Aliou Bakhoum et son Ong essaient, chaque fois, de sauver les enfants migrants des Diouras. Beaucoup ont été retirés du circuit pour retrouver une paisible vie. «On avait réalisé une étude sur le pointage des enfants dans les sites d’orpaillage. Nous avons trouvé 1109 dans les Diouras. Sur ces 1109 enfants, il y avait au moins 141 en situation de pires formes de travail. Et sur ça, on a trouvé 169 enfants migrants venant du Nigeria, Burkina Faso, Ghana, Côte d’Ivoire, Mali, Guinée…dont 43 ont été réinsérés dans le circuit professionnel.
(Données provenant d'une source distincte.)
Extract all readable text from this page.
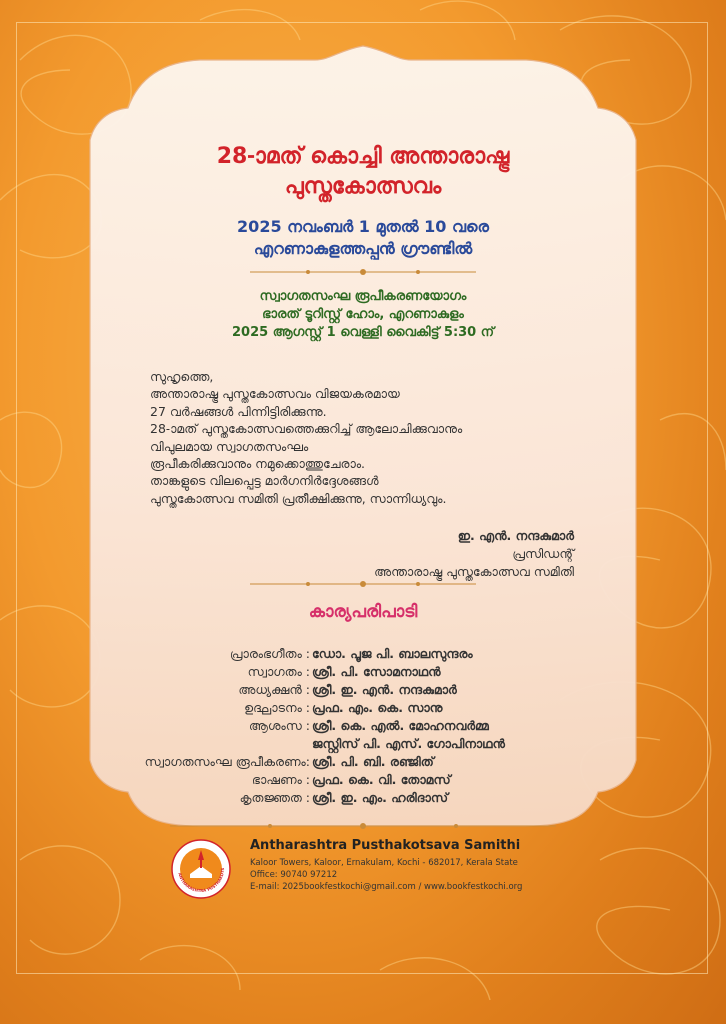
28-ാമത് കൊച്ചി അന്താരാഷ്ട്ര
പുസ്തകോത്സവം
2025 നവംബർ 1 മുതൽ 10 വരെ
എറണാകുളത്തപ്പൻ ഗ്രൗണ്ടിൽ
സ്വാഗതസംഘ രൂപീകരണയോഗം
ഭാരത് ടൂറിസ്റ്റ് ഹോം, എറണാകുളം
2025 ആഗസ്റ്റ് 1 വെള്ളി വൈകിട്ട് 5:30 ന്

സുഹൃത്തെ,

അന്താരാഷ്ട്ര പുസ്തകോത്സവം വിജയകരമായ

27 വർഷങ്ങൾ പിന്നിട്ടിരിക്കുന്നു.

28-ാമത് പുസ്തകോത്സവത്തെക്കുറിച്ച് ആലോചിക്കുവാനും

വിപുലമായ സ്വാഗതസംഘം

രൂപീകരിക്കുവാനും നമുക്കൊത്തുചേരാം.

താങ്കളുടെ വിലപ്പെട്ട മാർഗനിർദ്ദേശങ്ങൾ

പുസ്തകോത്സവ സമിതി പ്രതീക്ഷിക്കുന്നു, സാന്നിധ്യവും.

ഇ. എൻ. നന്ദകുമാർ
പ്രസിഡന്റ്
അന്താരാഷ്ട്ര പുസ്തകോത്സവ സമിതി
കാര്യപരിപാടി
പ്രാരംഭഗീതം : ഡോ. പൂജ പി. ബാലസുന്ദരം
സ്വാഗതം : ശ്രീ. പി. സോമനാഥൻ
അധ്യക്ഷൻ : ശ്രീ. ഇ. എൻ. നന്ദകുമാർ
ഉദ്ഘാടനം : പ്രഫ. എം. കെ. സാനു
ആശംസ : ശ്രീ. കെ. എൽ. മോഹനവർമ്മ
ജസ്റ്റിസ് പി. എസ്. ഗോപിനാഥൻ
സ്വാഗതസംഘ രൂപീകരണം: ശ്രീ. പി. ബി. രഞ്ജിത്
ഭാഷണം : പ്രഫ. കെ. വി. തോമസ്
കൃതജ്ഞത : ശ്രീ. ഇ. എം. ഹരിദാസ്
ANTHARASHTRA PUSTHAKOTS

Antharashtra Pusthakotsava Samithi

Kaloor Towers, Kaloor, Ernakulam, Kochi - 682017, Kerala State

Office: 90740 97212

E-mail: 2025bookfestkochi@gmail.com / www.bookfestkochi.org
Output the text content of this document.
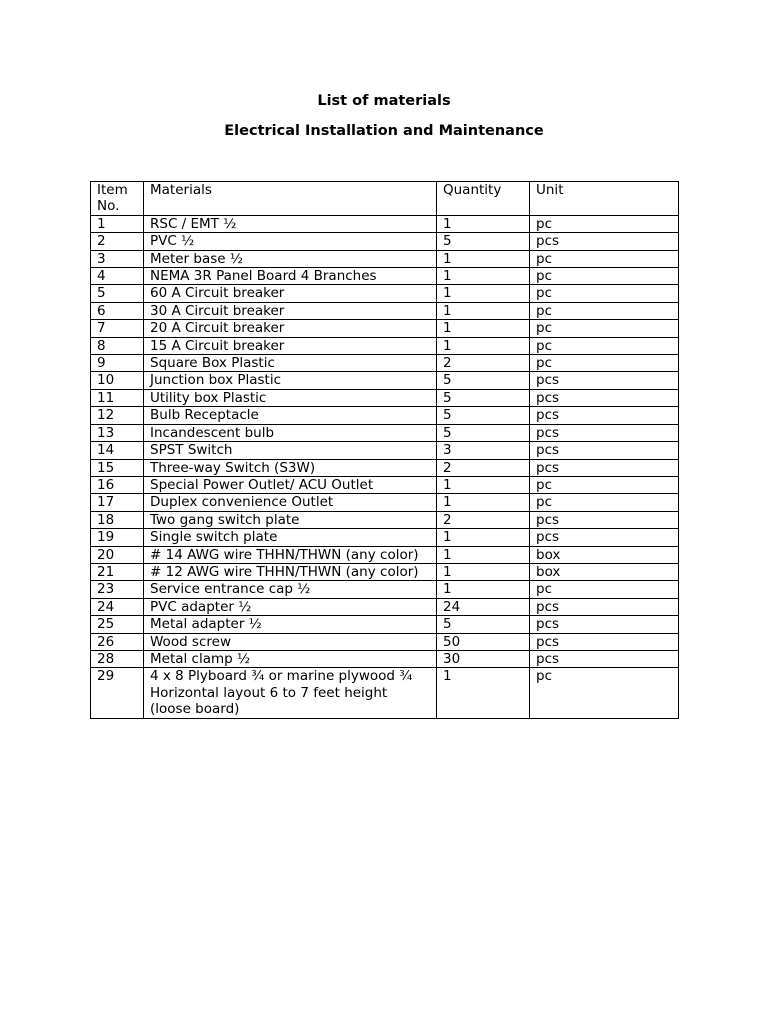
List of materials
Electrical Installation and Maintenance
Item
No.	Materials	Quantity	Unit
1	RSC / EMT ½	1	pc
2	PVC ½	5	pcs
3	Meter base ½	1	pc
4	NEMA 3R Panel Board 4 Branches	1	pc
5	60 A Circuit breaker	1	pc
6	30 A Circuit breaker	1	pc
7	20 A Circuit breaker	1	pc
8	15 A Circuit breaker	1	pc
9	Square Box Plastic	2	pc
10	Junction box Plastic	5	pcs
11	Utility box Plastic	5	pcs
12	Bulb Receptacle	5	pcs
13	Incandescent bulb	5	pcs
14	SPST Switch	3	pcs
15	Three-way Switch (S3W)	2	pcs
16	Special Power Outlet/ ACU Outlet	1	pc
17	Duplex convenience Outlet	1	pc
18	Two gang switch plate	2	pcs
19	Single switch plate	1	pcs
20	# 14 AWG wire THHN/THWN (any color)	1	box
21	# 12 AWG wire THHN/THWN (any color)	1	box
23	Service entrance cap ½	1	pc
24	PVC adapter ½	24	pcs
25	Metal adapter ½	5	pcs
26	Wood screw	50	pcs
28	Metal clamp ½	30	pcs
29	4 x 8 Plyboard ¾ or marine plywood ¾
Horizontal layout 6 to 7 feet height
(loose board)	1	pc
Les 23 sont retournés en famille, dans la sous-région et à l’intérieur du pays. Et le reste est retourné à l’école», détaille le chef de l’antenne de l’Ong La Lumière dans la région de Kédougou. Ces enfants sont venus au Sénégal par un système de parrainage. «Pour les enfants burkinabè et guinéens, ils sont dans les sites d’orpaillage. Vous habitez avec quelqu’un à Tenkoto, il vous dit : «Partez mon enfant.» Il va gagner quelque chose. Il y a d’autres qui viennent de leur propre gré, même leurs parents ne sont pas au courant. Ils se sont parlé. Ils ont réglé leur billet pour venir dans les sites clandestins. Le mois passé, nous avons renvoyé des enfants avec l’accord du procureur : deux Burkinabè, un Malien et deux Guinéens», détaille Aliou Bakhoum. Malgré la non-implication des Etats, les Ong tentent de sauver la vie de ces mineurs. «Nous avons un programme de réinsertion des enfants hors école. Sur ce programme, il y a plus de 3000 enfants qui ont été repêchés par les classes passerelles, ces cinq dernières années. Et parmi ces enfants, nous avons proposé une liste de 160 enfants que nous avons proposé à la formation professionnelle. Nous avons discuté avec tous les centres de formation professionnelle. Donc il n’y a pas une politique de migration établie, à ma connaissance. Parce que la migration est clandestine. Un bon matin, on les voit. Au niveau des sites, il y a la porosité des frontières. Et ils arrivent sans papier», précise M. Bakhoum.

La colère de Coumba Gawlo
Lors d’une tournée de sensibilisation, l’Office des Nations unies contre la drogue et le crime (Onudc), en partenariat avec World vision Sénégal, a organisé, en mars 2018, une caravane de sensibilisation sur l’exploitation sexuelle des jeunes filles et femmes dans les sites d’orpaillage de Kédougou. Coumba Gawlo Seck y a participé il y a quelques mois, en tant qu’ambassadrice de bonne volonté de cet organisme onusien et elle n’avait pas caché sa colère : «Je ressens beaucoup d’émotion au point que j’en perds mes mots. J’ai été, à la fois, profondément attristée, émue et choquée par tout ce que j’ai vu ici. J’ai pu me rendre compte combien, en Afrique, les droits humains sont bafoués, particulièrement ceux des femmes. En tant que femme, je suis profondément touchée. A entendre ces filles, je sens que leur désir profond, c’est de retourner chez elles et garder leur dignité. Tout cela pour vous dire que c’est abominable ce qui se passe ici.»
Coumba Gawlo martèle : «J’en veux à nos dirigeants de fermer les yeux sur des choses aussi atroces. J’en veux à tous ces hommes d’Etat africains, qui ne bougent pas le plus petit doigt alors qu’ils peuvent sortir ces filles d’ici. Mais, puisqu’ils ne veulent pas le faire, moi je m’engage à le faire.»